Space and time are favorite subjects of mine, since they are the root concepts for two of the most fundamental types of questions we can ask, where and when questions. I discussed three dimensions in detail in a previous post, so I am going to dive into the subject of cartograms and show why you should be careful about your two-dimensional thinking as well. I’ll give you a question to stick behind your ear before I begin: how do tiny island nations like Britain and Japan manage to dramatically influence the world, while huge continents like Africa and South America often don’t even register on the radar? Let me warn you right now, that’s a trick question.
We live on a sphere. Since we don’t really think effectively in 3d, we invented maps. You probably know that the common Mercator projection distorts the areas of countries, while roughly preserving their shapes. You might also know that there exists a projection called the Peter projection, or “equal area” projection, that corrects the area distortion at the expense of introducing a shape distortion. The latter is a favorite of super-liberals, since a side-by-side comparison of the two projections will usually show startling West-East and North-South biases, lending credence to claims that the Mercator projection is racist (simple example, Mexico is vastly bigger than Alaska, but looks the same size on the Mercator projection, India is almost the size of all Europe, but looks no bigger than Scandinavia). Personally, I found the Peter projection an intriguing curiosity when I first encountered it on the wall of the bathroom of a vegan co-op I was living in at the time, in Ann Arbor (yes, the place was a hippie cliche of sorts), but I somehow couldn’t see how the Mercator distortions really mattered that much.
I understood why I was under-whelmed by the Peter map when I encountered cartograms. The inevitable distortions introduced by flattening a sphere pale in comparison to the distortions introduced by the ways in which we use maps to represent other geospatial information. It turns out that when you are talking about things like population with the aid of maps, it is important that your maps be wildly inaccurate. Cartograms were invented by Michael Gastner and Mark Newman of the University of Michigan as a way to visualize the results of the 2004 US Presidential elections. In particular, they wanted to show why the race was so close even though maps of red vs. blue states were overwhelmingly red. To do this, they invented a clever diffusion algorithm that distorted geography in proportion to population density, so that the voting pattern in the election looked like this, by state (these graphics below are from Mark’s election 2004 page, used per his permissions on the page).
And if you apply the diffusion algorithm at the county level, with some color scaling, you get this much richer, fractal-like look at the political leanings of America.
These maps became so hugely popular that a nonprofit organization, Worldmapper (where you can find dozens of provocative maps and posters to annoy friends with), was born, and went slightly nuts with the method. Since the diffusion algorithm can be applied to any dataset that has geographic coordinates, it turns out to be a pretty powerful tool. Here are two maps that should help you answer the question you have stuck behind your ear. These are from Mark’s page of global cartograms constructed with various important geospatial datasets (again used per permissions as described on his page). Here is a cartogram of GDP by country:
And here is one by population
Check out the rest of the thought provoking maps, including the ones on AIDS and childhood mortality. Then ask yourself again, is the UK/Japan question possibly a trivial one, once you have the right visualization in your head? Like sphere squashing, cartogram generation is a mathematically under-constrained problem, so it probably needs taste and skill to use for honest visualizations, but done right, cartograms are quite eye-opening.

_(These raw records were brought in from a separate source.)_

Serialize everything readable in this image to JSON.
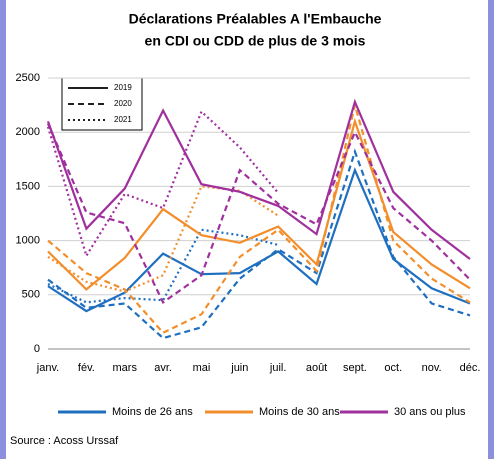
{
  "chart_data": {
    "type": "line",
    "title": "Déclarations Préalables A l'Embauche",
    "subtitle": "en CDI ou CDD de plus de 3 mois",
    "categories": [
      "janv.",
      "fév.",
      "mars",
      "avr.",
      "mai",
      "juin",
      "juil.",
      "août",
      "sept.",
      "oct.",
      "nov.",
      "déc."
    ],
    "ylim": [
      0,
      2500
    ],
    "yticks": [
      0,
      500,
      1000,
      1500,
      2000,
      2500
    ],
    "grid": true,
    "line_styles": [
      {
        "name": "2019",
        "dash": "solid"
      },
      {
        "name": "2020",
        "dash": "dashed"
      },
      {
        "name": "2021",
        "dash": "dotted"
      }
    ],
    "series": [
      {
        "name": "Moins de 26 ans",
        "color": "#1f6fc0",
        "years": [
          {
            "values": [
              580,
              350,
              520,
              880,
              690,
              700,
              900,
              600,
              1650,
              830,
              560,
              420
            ]
          },
          {
            "values": [
              640,
              380,
              420,
              100,
              200,
              650,
              920,
              700,
              1820,
              850,
              420,
              310
            ]
          },
          {
            "values": [
              600,
              430,
              470,
              450,
              1100,
              1050,
              960,
              null,
              null,
              null,
              null,
              null
            ]
          }
        ]
      },
      {
        "name": "Moins de 30 ans",
        "color": "#f28e2b",
        "years": [
          {
            "values": [
              900,
              550,
              840,
              1290,
              1050,
              980,
              1130,
              780,
              2100,
              1080,
              780,
              560
            ]
          },
          {
            "values": [
              1000,
              700,
              550,
              150,
              320,
              850,
              1100,
              720,
              2250,
              1000,
              650,
              430
            ]
          },
          {
            "values": [
              850,
              620,
              530,
              680,
              1500,
              1460,
              1230,
              null,
              null,
              null,
              null,
              null
            ]
          }
        ]
      },
      {
        "name": "30 ans ou plus",
        "color": "#a0309e",
        "years": [
          {
            "values": [
              2100,
              1110,
              1480,
              2200,
              1520,
              1450,
              1320,
              1060,
              2280,
              1450,
              1100,
              830
            ]
          },
          {
            "values": [
              2080,
              1260,
              1160,
              430,
              680,
              1650,
              1340,
              1150,
              2000,
              1300,
              1000,
              640
            ]
          },
          {
            "values": [
              2050,
              860,
              1430,
              1300,
              2190,
              1860,
              1440,
              null,
              null,
              null,
              null,
              null
            ]
          }
        ]
      }
    ],
    "source": "Source : Acoss Urssaf"
  }
}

Challenge: Visualize Connections
I first learned about Mark’s work when I attended a talk by him about an earlier body of work for which he is famous, on complex network visualization (all that good stuff about scale-free and small world networks, Erdos numbers and the like), and started exchanging occasional emails with him on the subject. One of his contributions was coming up with really good ways to visualize abstract graphs, like social networks, which have no natural spatial coordinates associated with them. I am sort of surprised his two contributions to visualization haven’t yet come together (unless I missed some recent developments), so here is a challenge for you.
Putting abstract network visualization together with geographic distortion brings up an interesting question: how do you visualize geospatial graphs?
For example, consider the volume of phone, Internet and air traffic among all medium or larger sized cities in the world (appropriately defined). Assume that’s a good metric of economic connectedness and globalization — Bangalore is actually closer to San Francisco by this metric than Mysore or Monterey are to the former and latter respectively. Can you visualize this?
Such a visualization would be really useful for understanding the economic structure of the world, and the rate at which ‘globalization’ is progressing (a much better visual metaphor than that awful flat world metaphor — I’ll do a Friedman polemic some other time). For example, literal geographic proximity is important for some things — an earthquake in San Francisco would impact Monterey more than it would impact Bangalore. But a major financial crisis at, say, Google, might propagate faster to Bangalore than to Monterey. What is the right map for visualizing this sort of relational-geographic information? Is there a method analogous to the diffusion method that takes as input a connection-strength data set (2 locations per data point) rather than a point density data set (1 location per data point)?